If you read the full verse, it says "All we like sheep have gone astray; we have turned every one to his own way. And the Lord has laid on Him the iniquity of us all." (Isaiah 53:6)
"All we like sheep have gone astray". This means we have all gone astray from obeying the Word of God. In other words, sinning. The analogy of sheep is used because in those times, they tended for the sheep and would usually go away from their master. This is why Jesus, in the New Testament says,
11 “I am the good shepherd; the good shepherd lays down His life for the
sheep. 12 He who is a hired hand, and not a shepherd, who is not the
owner of the sheep, sees the wolf coming, and leaves the sheep and
flees, and the wolf snatches them and scatters them. 13 He flees
because he is a hired hand and is not concerned about the sheep. 14 I
am the good shepherd, and I know My own and My own know Me, 15 even as
the Father knows Me and I know the Father; and I lay down My life for
the sheep. 16 I have other sheep, which are not of this fold; I must
bring them also, and they will hear My voice; and they will become one
flock with one shepherd. 17 For this reason the Father loves Me,
because I lay down My life so that I may take it again. 18 No one has
taken it away from Me, but I lay it down on My own initiative. I have
authority to lay it down, and I have authority to take it up again.
This commandment I received from My Father.” (John 10: 11-18)
"We have turned every one to his own way". Everyone has followed their own sinful paths instead of obeying God.
"And the Lord has laid on Him the iniquity of us all." This means that the Lord has laid all our iniquities (sins) on Him, Jesus, who died on the cross for our sins. All we have to do is repent from our sins and believe on Him, our Savior the Lord Jesus Christ.
That is what it means by we have gone astray like sheep.

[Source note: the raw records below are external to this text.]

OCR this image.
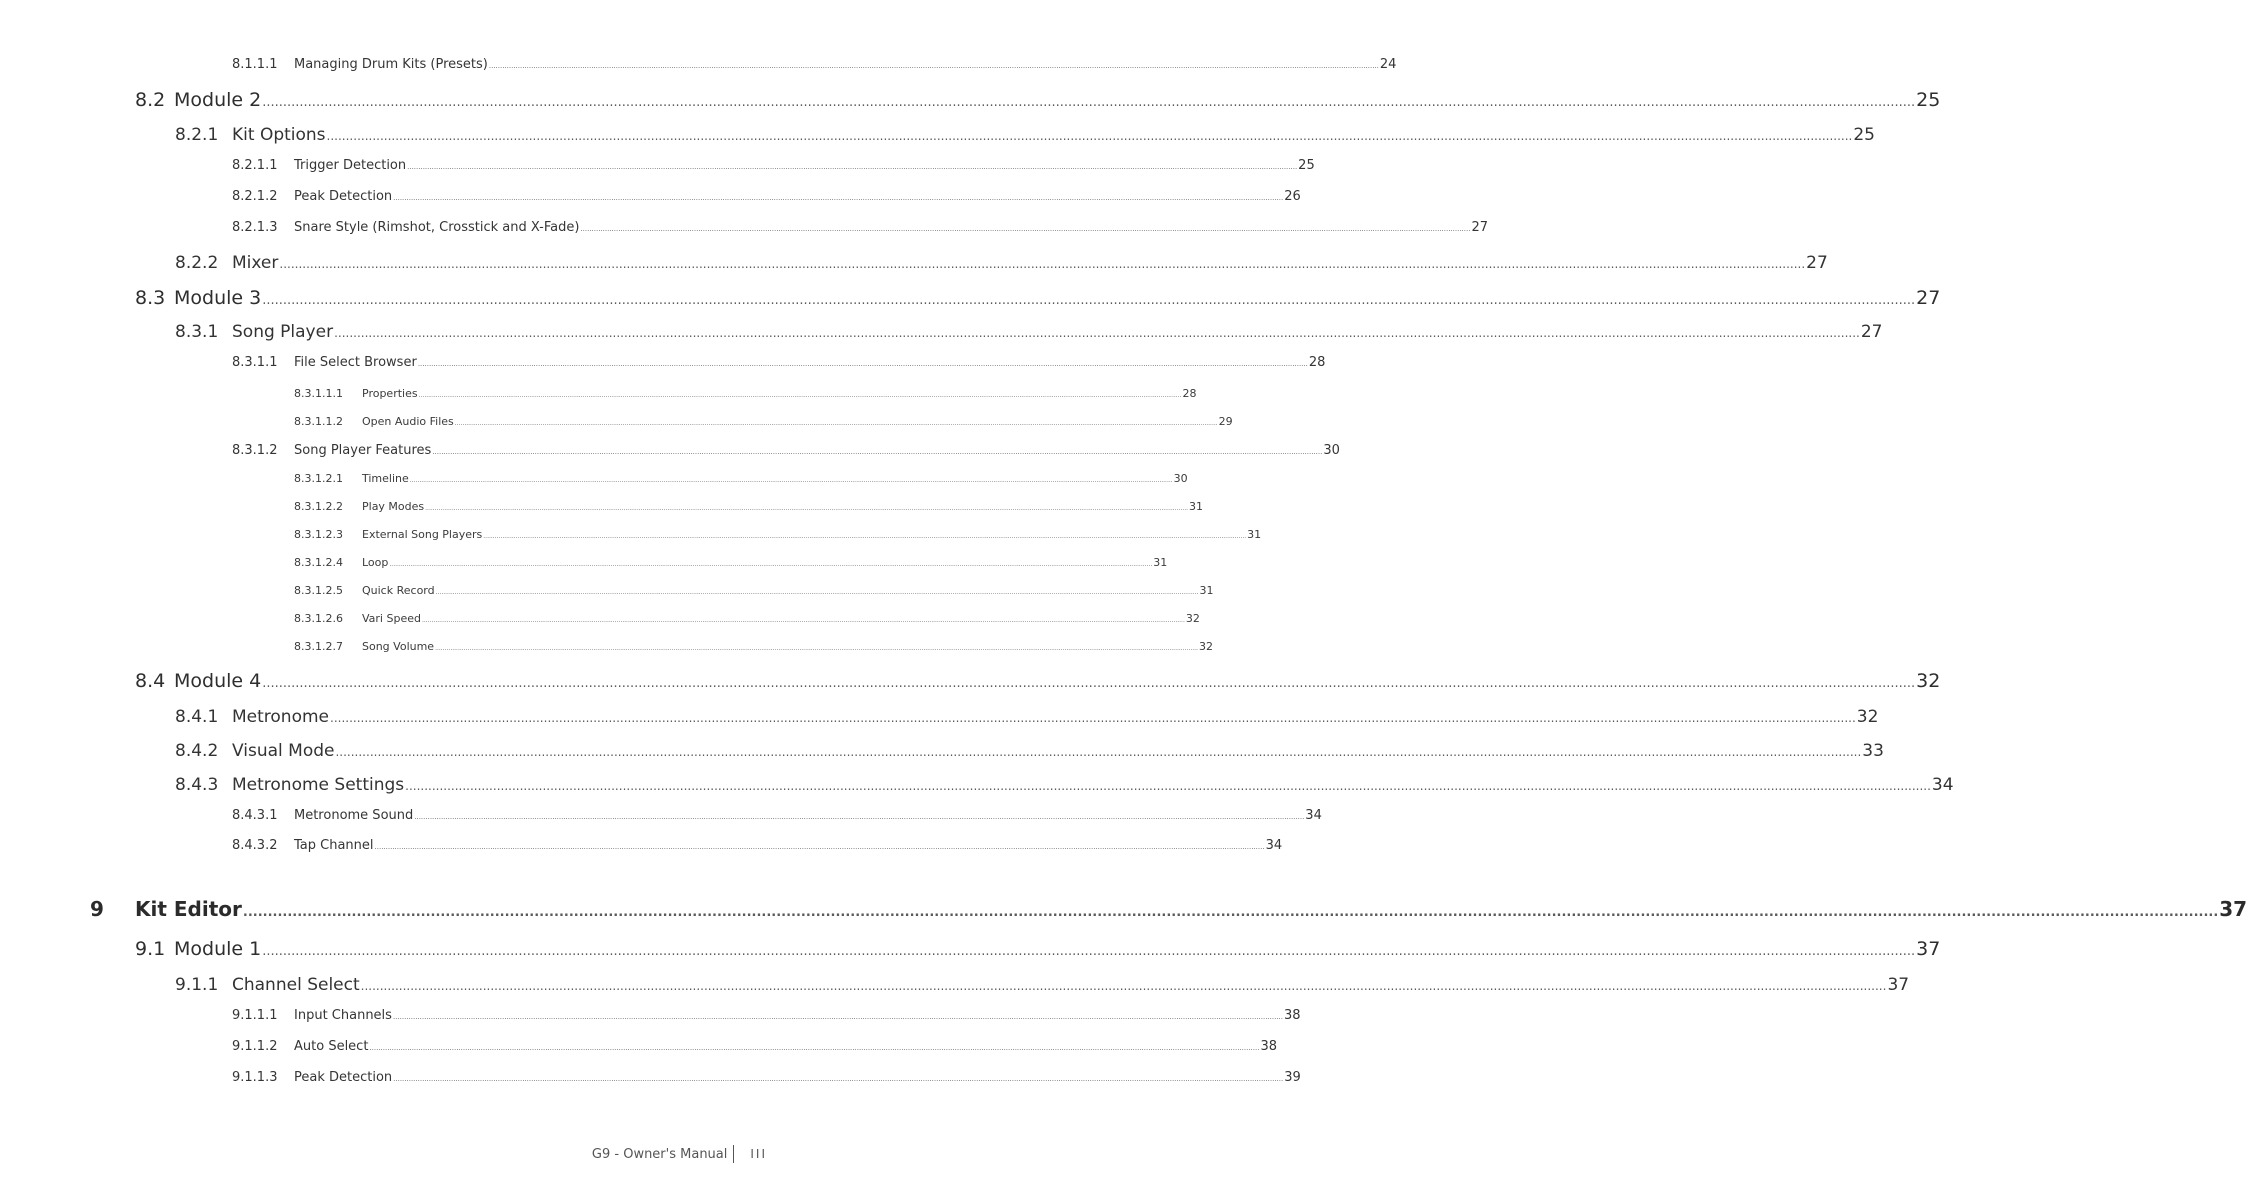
8.1.1.1	Managing Drum Kits (Presets) ................................................................................................................................................................................................................................................................................................................................................................................................................ 24
8.2 Module 2 ................................................................................................................................................................................................................................................................................................................................................................................................................ 25
8.2.1 Kit Options ................................................................................................................................................................................................................................................................................................................................................................................................................ 25
8.2.1.1	Trigger Detection ................................................................................................................................................................................................................................................................................................................................................................................................................ 25
8.2.1.2	Peak Detection ................................................................................................................................................................................................................................................................................................................................................................................................................ 26
8.2.1.3	Snare Style (Rimshot, Crosstick and X-Fade) ................................................................................................................................................................................................................................................................................................................................................................................................................ 27
8.2.2 Mixer ................................................................................................................................................................................................................................................................................................................................................................................................................ 27
8.3 Module 3 ................................................................................................................................................................................................................................................................................................................................................................................................................ 27
8.3.1 Song Player ................................................................................................................................................................................................................................................................................................................................................................................................................ 27
8.3.1.1	File Select Browser ................................................................................................................................................................................................................................................................................................................................................................................................................ 28
8.3.1.1.1	Properties ................................................................................................................................................................................................................................................................................................................................................................................................................ 28
8.3.1.1.2	Open Audio Files ................................................................................................................................................................................................................................................................................................................................................................................................................ 29
8.3.1.2	Song Player Features ................................................................................................................................................................................................................................................................................................................................................................................................................ 30
8.3.1.2.1	Timeline ................................................................................................................................................................................................................................................................................................................................................................................................................ 30
8.3.1.2.2	Play Modes ................................................................................................................................................................................................................................................................................................................................................................................................................ 31
8.3.1.2.3	External Song Players ................................................................................................................................................................................................................................................................................................................................................................................................................ 31
8.3.1.2.4	Loop ................................................................................................................................................................................................................................................................................................................................................................................................................ 31
8.3.1.2.5	Quick Record ................................................................................................................................................................................................................................................................................................................................................................................................................ 31
8.3.1.2.6	Vari Speed ................................................................................................................................................................................................................................................................................................................................................................................................................ 32
8.3.1.2.7	Song Volume ................................................................................................................................................................................................................................................................................................................................................................................................................ 32
8.4 Module 4 ................................................................................................................................................................................................................................................................................................................................................................................................................ 32
8.4.1 Metronome ................................................................................................................................................................................................................................................................................................................................................................................................................ 32
8.4.2 Visual Mode ................................................................................................................................................................................................................................................................................................................................................................................................................ 33
8.4.3 Metronome Settings ................................................................................................................................................................................................................................................................................................................................................................................................................ 34
8.4.3.1	Metronome Sound ................................................................................................................................................................................................................................................................................................................................................................................................................ 34
8.4.3.2	Tap Channel ................................................................................................................................................................................................................................................................................................................................................................................................................ 34
9	Kit Editor ................................................................................................................................................................................................................................................................................................................................................................................................................ 37
9.1 Module 1 ................................................................................................................................................................................................................................................................................................................................................................................................................ 37
9.1.1 Channel Select ................................................................................................................................................................................................................................................................................................................................................................................................................ 37
9.1.1.1	Input Channels ................................................................................................................................................................................................................................................................................................................................................................................................................ 38
9.1.1.2	Auto Select ................................................................................................................................................................................................................................................................................................................................................................................................................ 38
9.1.1.3	Peak Detection ................................................................................................................................................................................................................................................................................................................................................................................................................ 39
G9 - Owner's Manual III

When your choir director said that Handel's english was not great, that is not entirely true. There would be no way his english would not be great and still write 42 operas, 29 oratorios, and 120+ cantatas. And even if his english really was not that great, then he would have quickly learned due to his immense emersion in hymns and vocal music.

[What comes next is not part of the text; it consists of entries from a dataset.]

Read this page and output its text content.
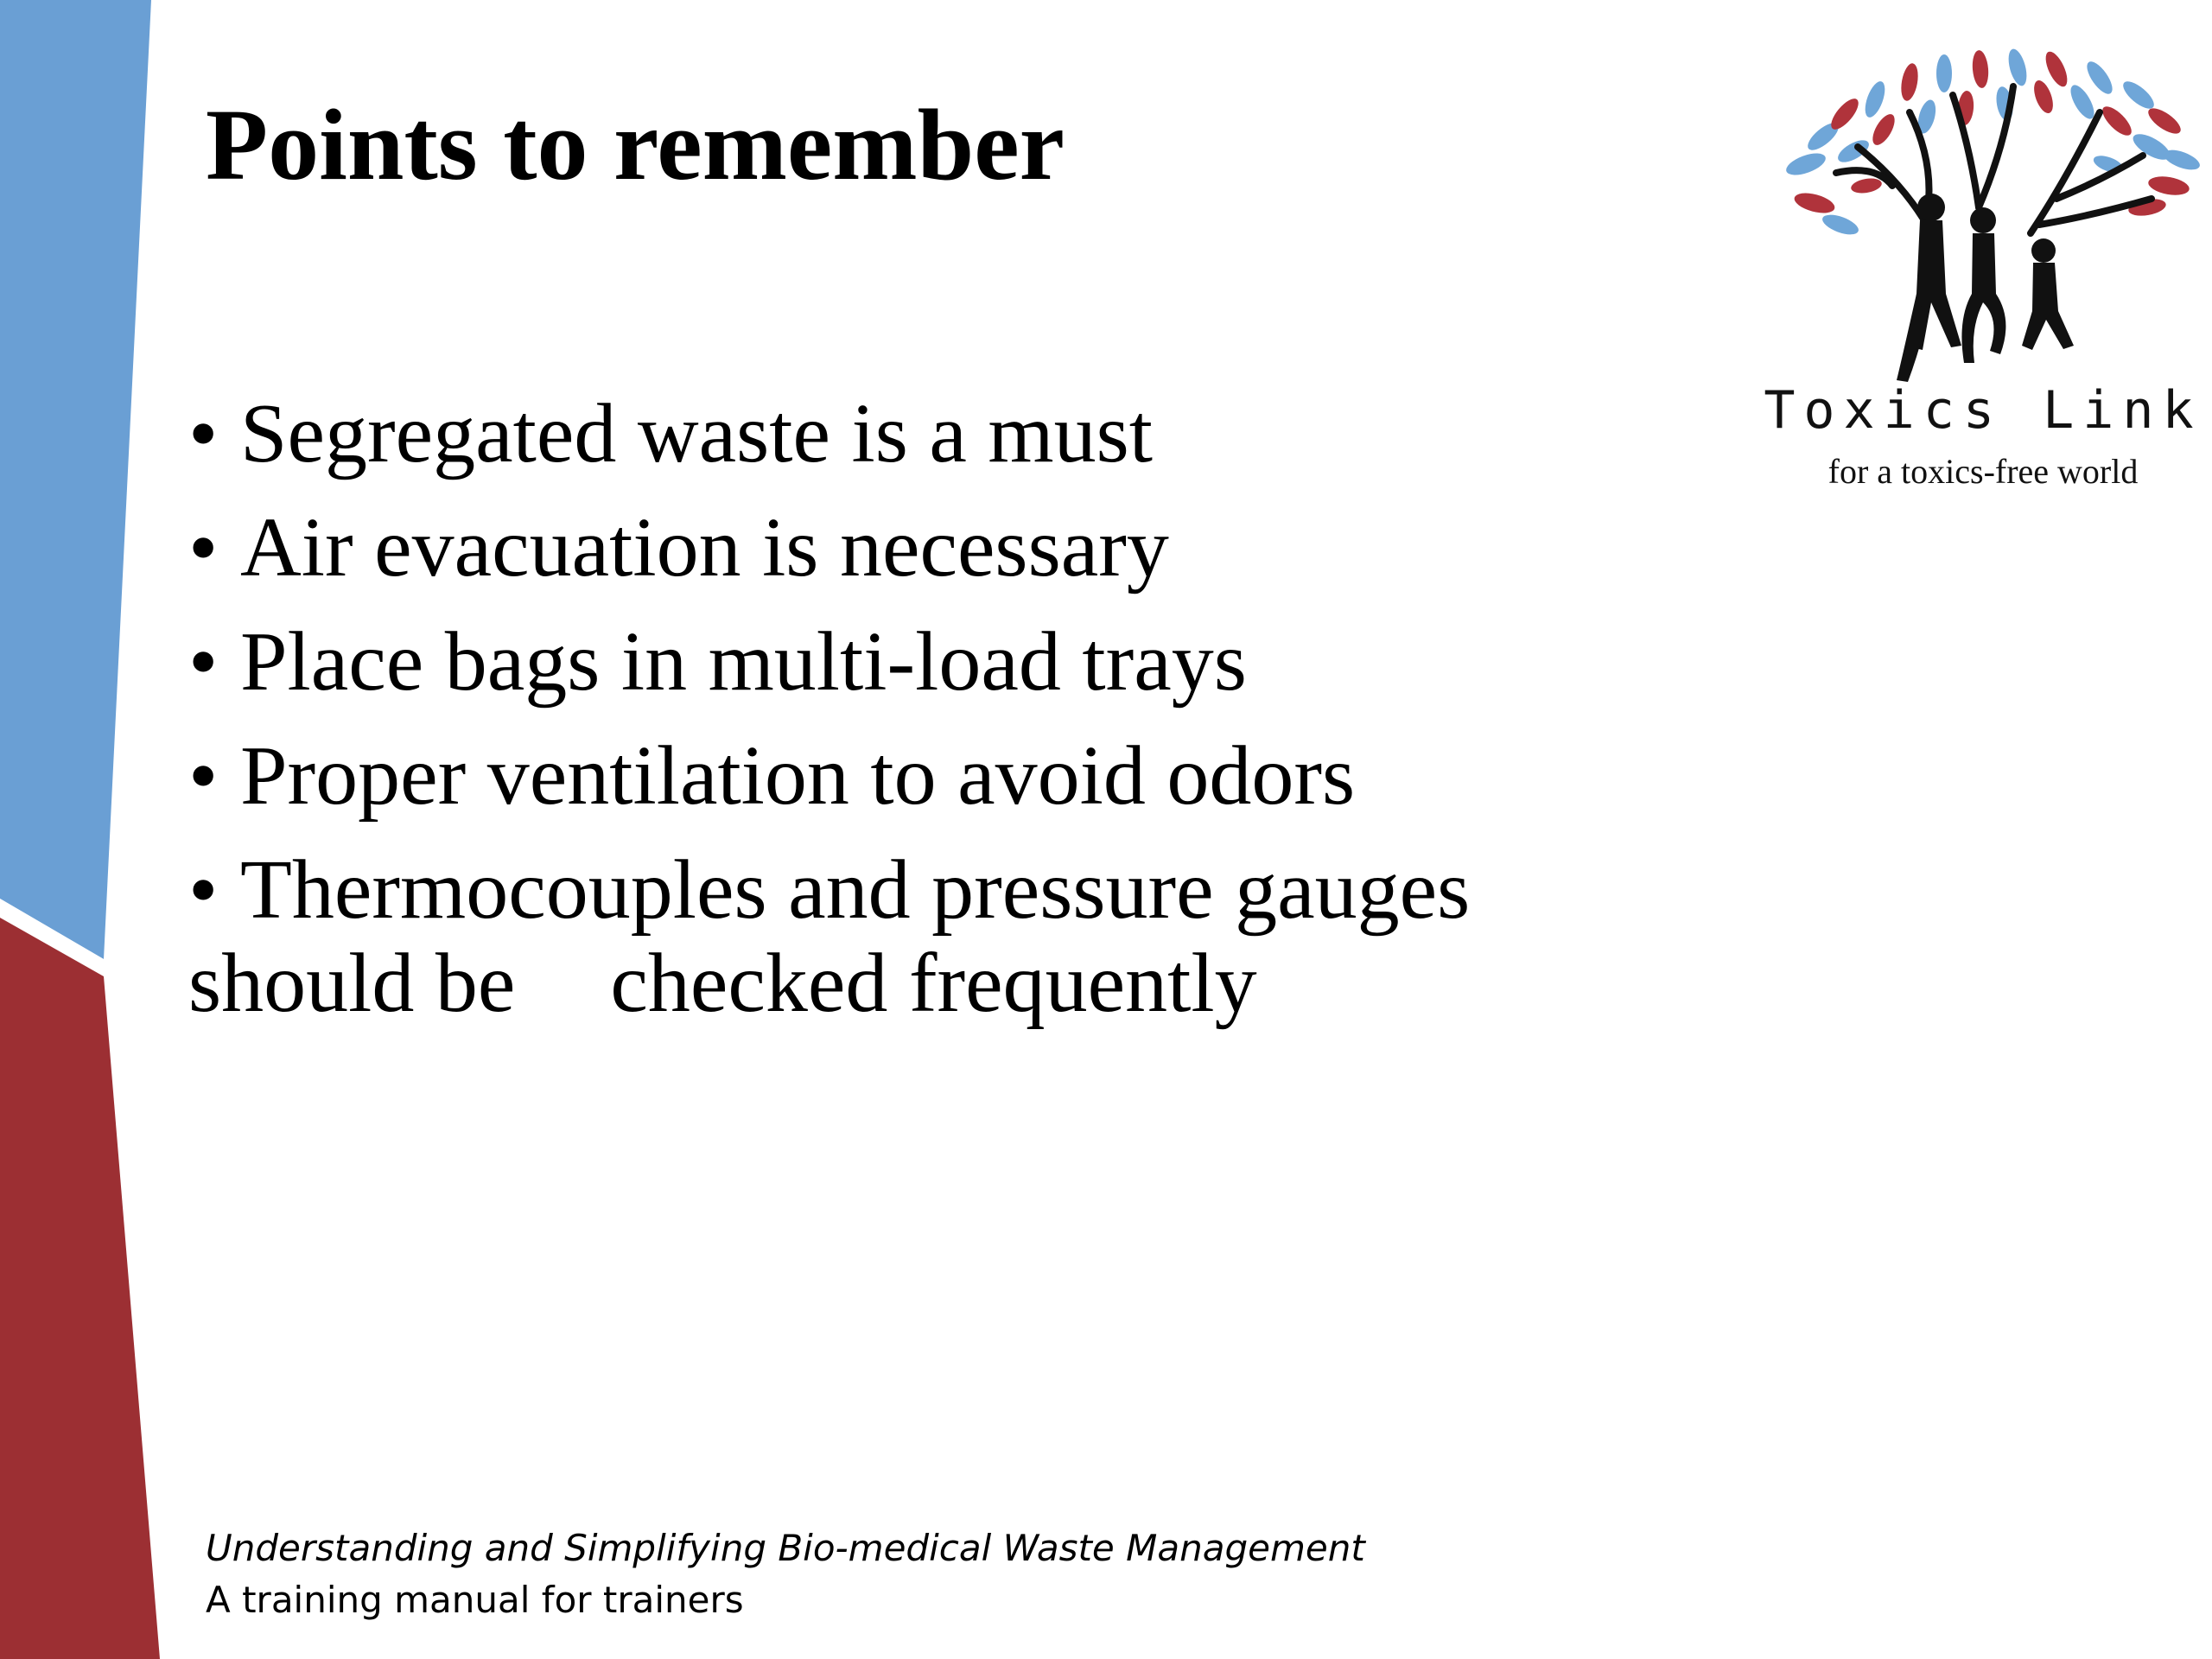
Points to remember
• Segregated waste is a must
• Air evacuation is necessary
• Place bags in multi-load trays
• Proper ventilation to avoid odors
• Thermocouples and pressure gauges
should be checked frequently
Toxics Link
for a toxics-free world
Understanding and Simplifying Bio-medical Waste Management
A training manual for trainers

In addition, George Handel did not write the words of the Messiah. Every word of the Messiah is directly taken from the inspired Word of God. See here.

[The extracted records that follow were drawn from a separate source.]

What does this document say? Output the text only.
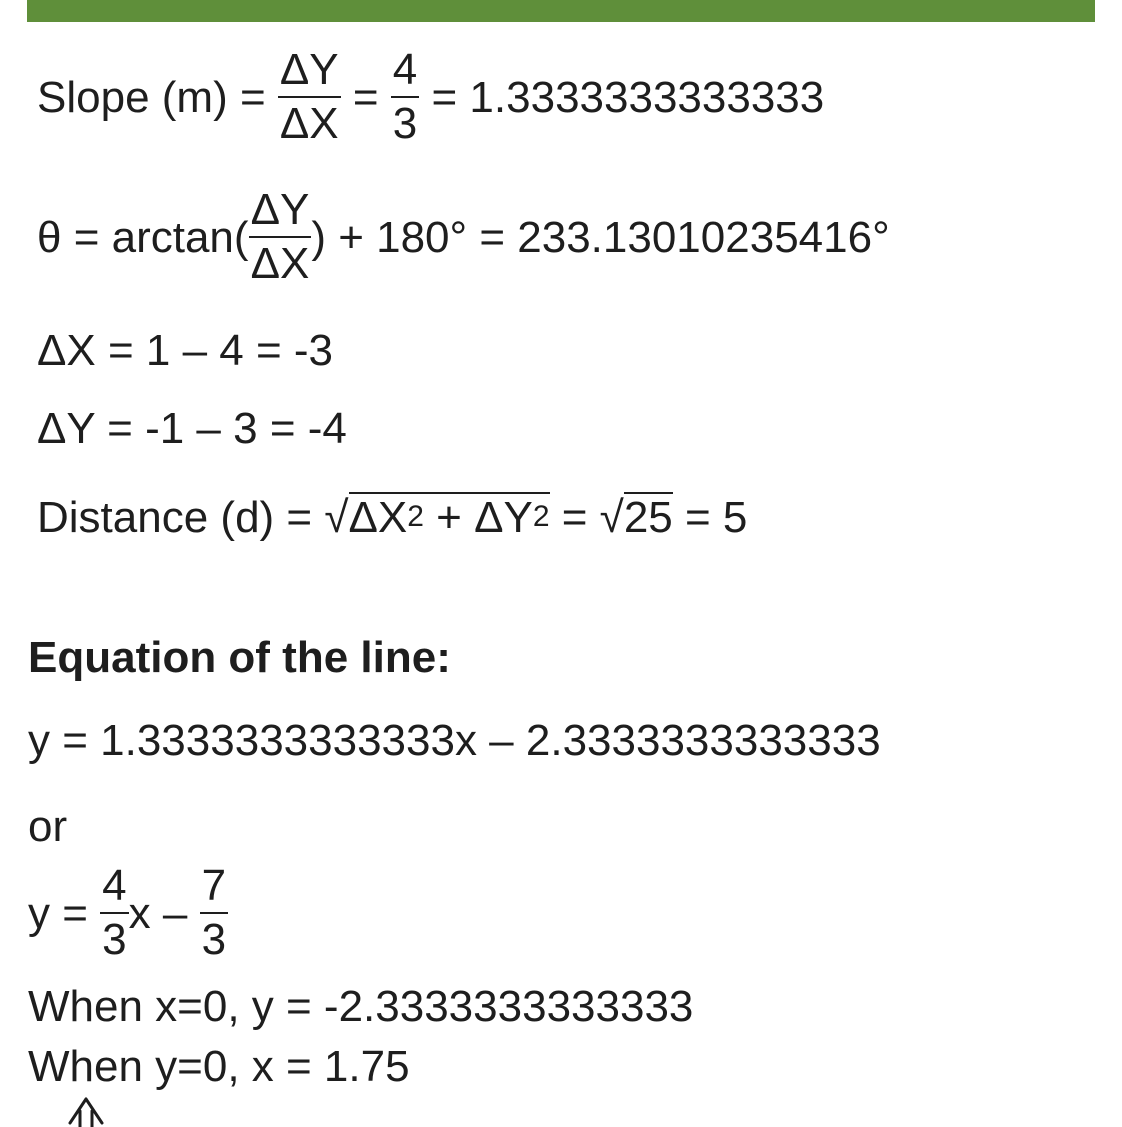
Slope $(m) = \frac{\Delta Y}{\Delta X} = \frac{4}{3} = 1.3333333333333$
$\theta = \arctan( \frac{\Delta Y}{\Delta X}$ ) + 180° = 233.13010235416°
ΔX = 1 – 4 = -3
ΔY = -1 – 3 = -4
Distance $(d) = √\Delta X^2 + \Delta Y^2 = √25 = 5$
Equation of the line:
y = 1.3333333333333x – 2.3333333333333
or
$y = \frac{4}{3}$ x – $\frac{7}{3}$
When x=0, y = -2.3333333333333
When y=0, x = 1.75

I hope that helped you address your questions. Let me know if you need any more clarification!
My music history professor stated flat out that Handel's English text setting was just plain bad because of his poor understanding of the language, and this was his Exhibit A. There is also the Golf Song: "FORE! Unto us a child is born!"
I think he could have done better: "All WE, like SHEEP, like SHEEP have gone astray" but that's just my opinion. Perhaps he liked the tune too much to change it to suit the words.
I wondered whether the word "like" had a slightly different meaning back then (back when "to want" meant "to lack", not "to desire") so I looked it up in Johnson's Dictionary of 1755. It had the same meanings as now, with quotes from Shakespeare and Dryden. Some people liked the city and some liked the country; some liked horses and some liked sheep.
So how do you figure out whether Handel did it as a joke?
As far as I know, Handel and Bach and their contemporaries simply did not put jokes into sacred works. Handel, as composer for the King, more likely had the conservative attitudes of Samuel Johnson than the radicalism of John Wilkes or Benjamin Franklin.
I would look for evidence in all the rest of Handel's religious works. If you can find anything else in any setting of Biblical text that seems to have been put in as a joke, then there is a possibility that the sheep thing is a joke, but I don't think you'll find anything. For that matter I can't think of a single joke in any sacred music by Joseph Haydn, and Haydn's time, though only a couple of decades later, was much more liberal, and Haydn loved his musical jokes.